Colin Jost: Hello, guys. This just in. The winner of this year’s EuroVision Song Contest is Kalush Orchestra, a group from Ukraine. And this is cool, if you combine every member of Kalush orchestra, you get Post Malone.

[Cut to Michael Che. There’s a picturer of a pink and green roller skate shoes with small heel on it at right top corner.]

Michael Che: It was announced that a new disco theme Roller Skating Rink will open this summer in Central Park. Another classic 70s trend returning to the park this summer? Stabbings.

[Cut to Colin Jost. There’s a picture of a Barbie at let top corner.]

Colin Jost: Makers of Barbie have introduced the first ever Barbie with hearing aids. It teaches an important lesson – It doesn’t matter if you’re deaf as long as that body banging.

[Cut to Michael Che. There’s a picture of Kevin Spacey at right top corner.]

Michael Che: Kevin Spacey will star in a historical drama about Genghis Khan’s grandson. Said Spacey, “You had me a grandson.”

[Cut to Colin Jost. There’s a picture of a rat and a New York city at left top corner.]

Colin Jost: New York city officials say they have received over 7,000 rat sightings here in New York. So everybody, look under your seat!
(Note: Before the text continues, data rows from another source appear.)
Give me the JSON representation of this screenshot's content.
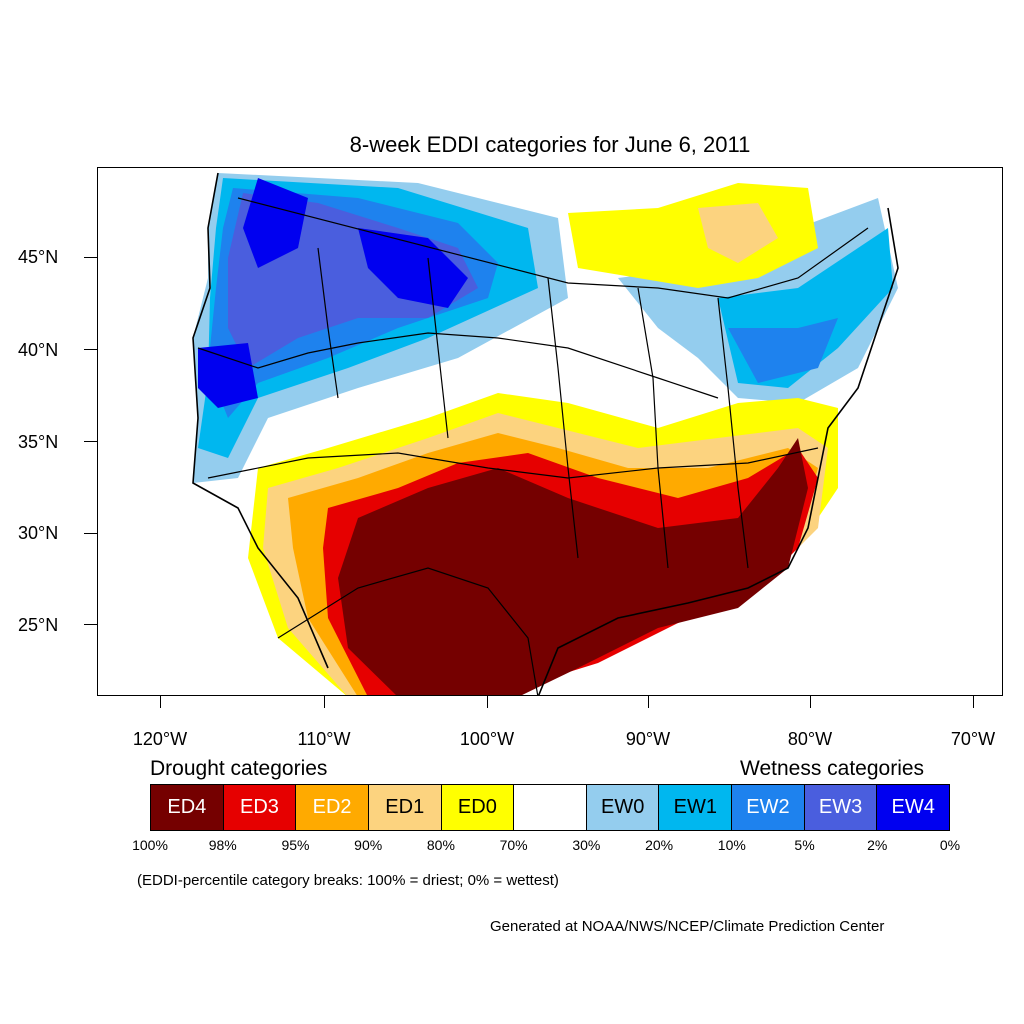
{
  "title": "8-week EDDI categories for June 6, 2011",
  "axes": {
    "lat_labels": [
      "45°N",
      "40°N",
      "35°N",
      "30°N",
      "25°N"
    ],
    "lon_labels": [
      "120°W",
      "110°W",
      "100°W",
      "90°W",
      "80°W",
      "70°W"
    ]
  },
  "legend": {
    "drought_heading": "Drought categories",
    "wetness_heading": "Wetness categories",
    "categories": [
      {
        "label": "ED4",
        "color": "#750000",
        "text_color": "#ffffff"
      },
      {
        "label": "ED3",
        "color": "#e60000",
        "text_color": "#ffffff"
      },
      {
        "label": "ED2",
        "color": "#ffaa00",
        "text_color": "#ffffff"
      },
      {
        "label": "ED1",
        "color": "#fcd37f",
        "text_color": "#000000"
      },
      {
        "label": "ED0",
        "color": "#ffff00",
        "text_color": "#000000"
      },
      {
        "label": "",
        "color": "#ffffff",
        "text_color": "#000000"
      },
      {
        "label": "EW0",
        "color": "#94cdee",
        "text_color": "#000000"
      },
      {
        "label": "EW1",
        "color": "#00b7ef",
        "text_color": "#000000"
      },
      {
        "label": "EW2",
        "color": "#1e82ee",
        "text_color": "#ffffff"
      },
      {
        "label": "EW3",
        "color": "#4a5ede",
        "text_color": "#ffffff"
      },
      {
        "label": "EW4",
        "color": "#0000f0",
        "text_color": "#ffffff"
      }
    ],
    "percentiles": [
      "100%",
      "98%",
      "95%",
      "90%",
      "80%",
      "70%",
      "30%",
      "20%",
      "10%",
      "5%",
      "2%",
      "0%"
    ]
  },
  "note": "(EDDI-percentile category breaks: 100% = driest; 0% = wettest)",
  "credit": "Generated at NOAA/NWS/NCEP/Climate Prediction Center"
}
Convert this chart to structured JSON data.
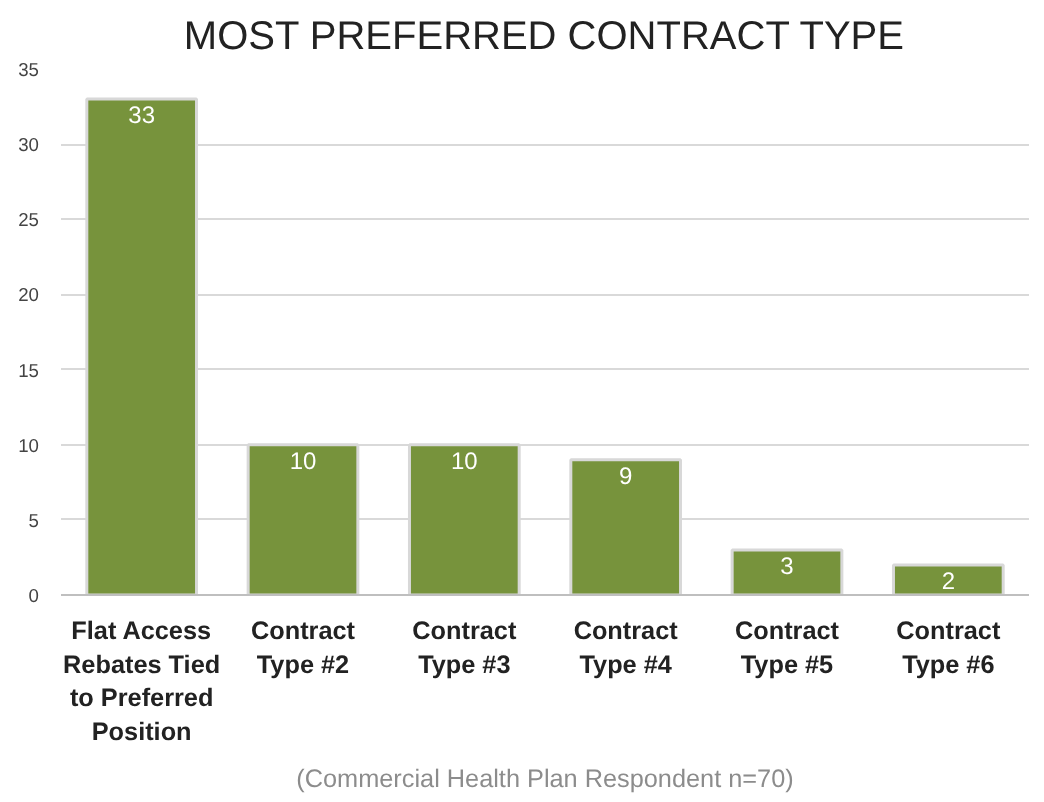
{
  "chart_data": {
    "type": "bar",
    "title": "MOST PREFERRED CONTRACT TYPE",
    "categories": [
      "Flat Access Rebates Tied to Preferred Position",
      "Contract Type #2",
      "Contract Type #3",
      "Contract Type #4",
      "Contract Type #5",
      "Contract Type #6"
    ],
    "values": [
      33,
      10,
      10,
      9,
      3,
      2
    ],
    "color": "#77933c",
    "ylim": [
      0,
      35
    ],
    "yticks": [
      0,
      5,
      10,
      15,
      20,
      25,
      30,
      35
    ],
    "grid": "y",
    "data_labels": true,
    "annotations": [
      "(Commercial Health Plan Respondent n=70)"
    ]
  }
}
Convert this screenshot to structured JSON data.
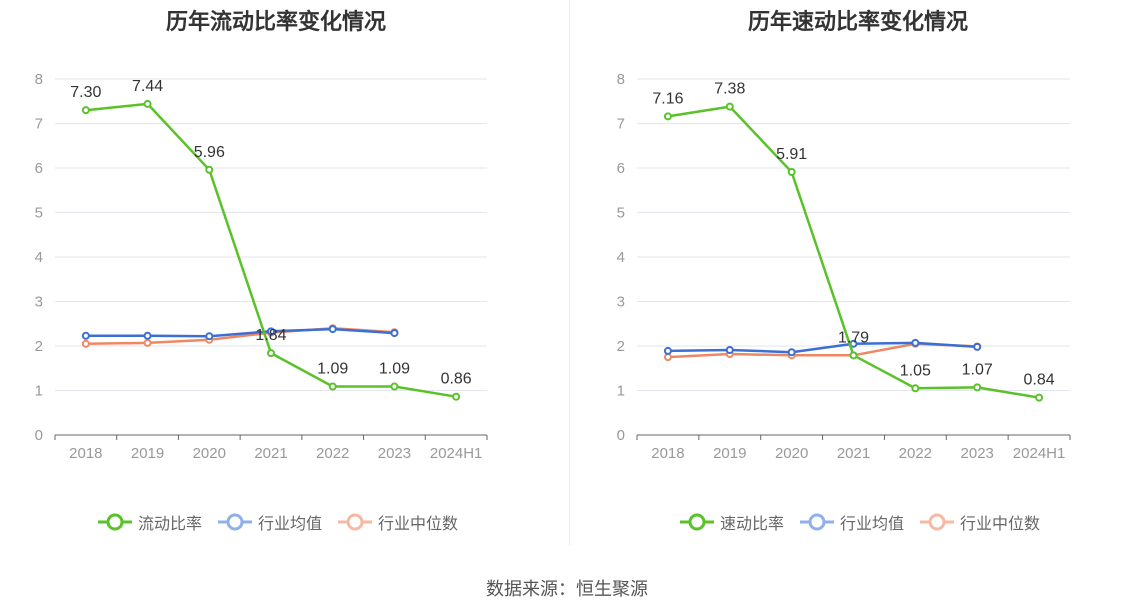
{
  "chart_data": [
    {
      "type": "line",
      "title": "历年流动比率变化情况",
      "categories": [
        "2018",
        "2019",
        "2020",
        "2021",
        "2022",
        "2023",
        "2024H1"
      ],
      "ylim": [
        0,
        8
      ],
      "yticks": [
        0,
        1,
        2,
        3,
        4,
        5,
        6,
        7,
        8
      ],
      "grid": true,
      "legend_position": "bottom",
      "series": [
        {
          "name": "流动比率",
          "color": "#5ac229",
          "values": [
            7.3,
            7.44,
            5.96,
            1.84,
            1.09,
            1.09,
            0.86
          ],
          "labels": [
            "7.30",
            "7.44",
            "5.96",
            "1.84",
            "1.09",
            "1.09",
            "0.86"
          ]
        },
        {
          "name": "行业均值",
          "color": "#3b6fd4",
          "legend_color": "#8fb0ea",
          "values": [
            2.23,
            2.23,
            2.22,
            2.33,
            2.38,
            2.29,
            null
          ]
        },
        {
          "name": "行业中位数",
          "color": "#f08763",
          "legend_color": "#f8b9a3",
          "values": [
            2.05,
            2.07,
            2.14,
            2.3,
            2.4,
            2.31,
            null
          ]
        }
      ]
    },
    {
      "type": "line",
      "title": "历年速动比率变化情况",
      "categories": [
        "2018",
        "2019",
        "2020",
        "2021",
        "2022",
        "2023",
        "2024H1"
      ],
      "ylim": [
        0,
        8
      ],
      "yticks": [
        0,
        1,
        2,
        3,
        4,
        5,
        6,
        7,
        8
      ],
      "grid": true,
      "legend_position": "bottom",
      "series": [
        {
          "name": "速动比率",
          "color": "#5ac229",
          "values": [
            7.16,
            7.38,
            5.91,
            1.79,
            1.05,
            1.07,
            0.84
          ],
          "labels": [
            "7.16",
            "7.38",
            "5.91",
            "1.79",
            "1.05",
            "1.07",
            "0.84"
          ]
        },
        {
          "name": "行业均值",
          "color": "#3b6fd4",
          "legend_color": "#8fb0ea",
          "values": [
            1.89,
            1.91,
            1.86,
            2.05,
            2.07,
            1.98,
            null
          ]
        },
        {
          "name": "行业中位数",
          "color": "#f08763",
          "legend_color": "#f8b9a3",
          "values": [
            1.75,
            1.82,
            1.79,
            1.79,
            2.05,
            1.99,
            null
          ]
        }
      ]
    }
  ],
  "source": "数据来源：恒生聚源"
}
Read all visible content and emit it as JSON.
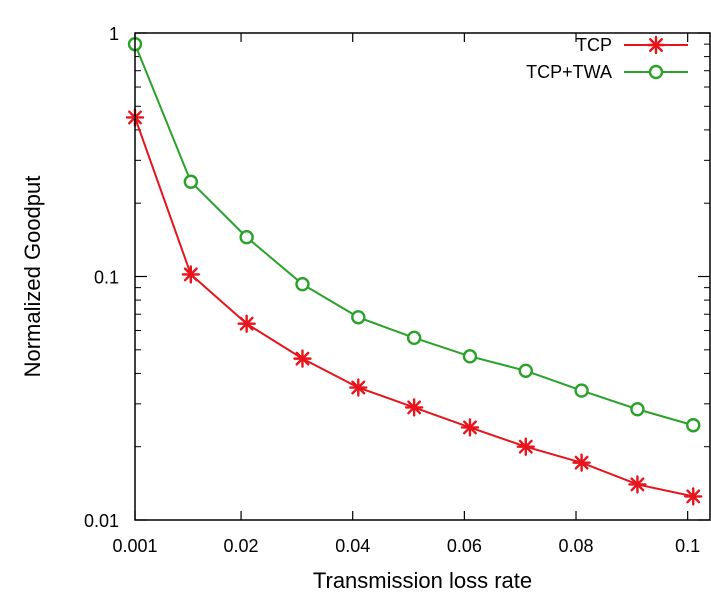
{
  "chart_data": {
    "type": "line",
    "title": "",
    "xlabel": "Transmission loss rate",
    "ylabel": "Normalized Goodput",
    "yscale": "log",
    "ylim": [
      0.01,
      1
    ],
    "xlim": [
      0.001,
      0.104
    ],
    "x": [
      0.001,
      0.011,
      0.021,
      0.031,
      0.041,
      0.051,
      0.061,
      0.071,
      0.081,
      0.091,
      0.101
    ],
    "x_ticks": [
      0.001,
      0.02,
      0.04,
      0.06,
      0.08,
      0.1
    ],
    "x_tick_labels": [
      "0.001",
      "0.02",
      "0.04",
      "0.06",
      "0.08",
      "0.1"
    ],
    "y_ticks": [
      1,
      0.1,
      0.01
    ],
    "y_tick_labels": [
      "1",
      "0.1",
      "0.01"
    ],
    "grid": false,
    "legend_position": "top-right",
    "series": [
      {
        "name": "TCP",
        "color": "#e8141c",
        "marker": "asterisk",
        "values": [
          0.45,
          0.102,
          0.064,
          0.046,
          0.035,
          0.029,
          0.024,
          0.02,
          0.0172,
          0.014,
          0.0125
        ]
      },
      {
        "name": "TCP+TWA",
        "color": "#2aa22a",
        "marker": "circle",
        "values": [
          0.9,
          0.245,
          0.145,
          0.093,
          0.068,
          0.056,
          0.047,
          0.041,
          0.034,
          0.0285,
          0.0245
        ]
      }
    ]
  }
}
[picture changes to a chimpanzee]

The Oklahoma city zoo announced that a 14 year old endangered chimpanzee named Nyaya is pregnant. Said the zoo’s janitor, “She told me she was 18!”

[Cut to Michael Che. There’s a picture of Mega Millions logo at right top corner.]

Michael Che: The wrong number was announced in this week’s $86 million Mega Millions jackpot drawing which is why I had to go into Lorne’s office and un-quit.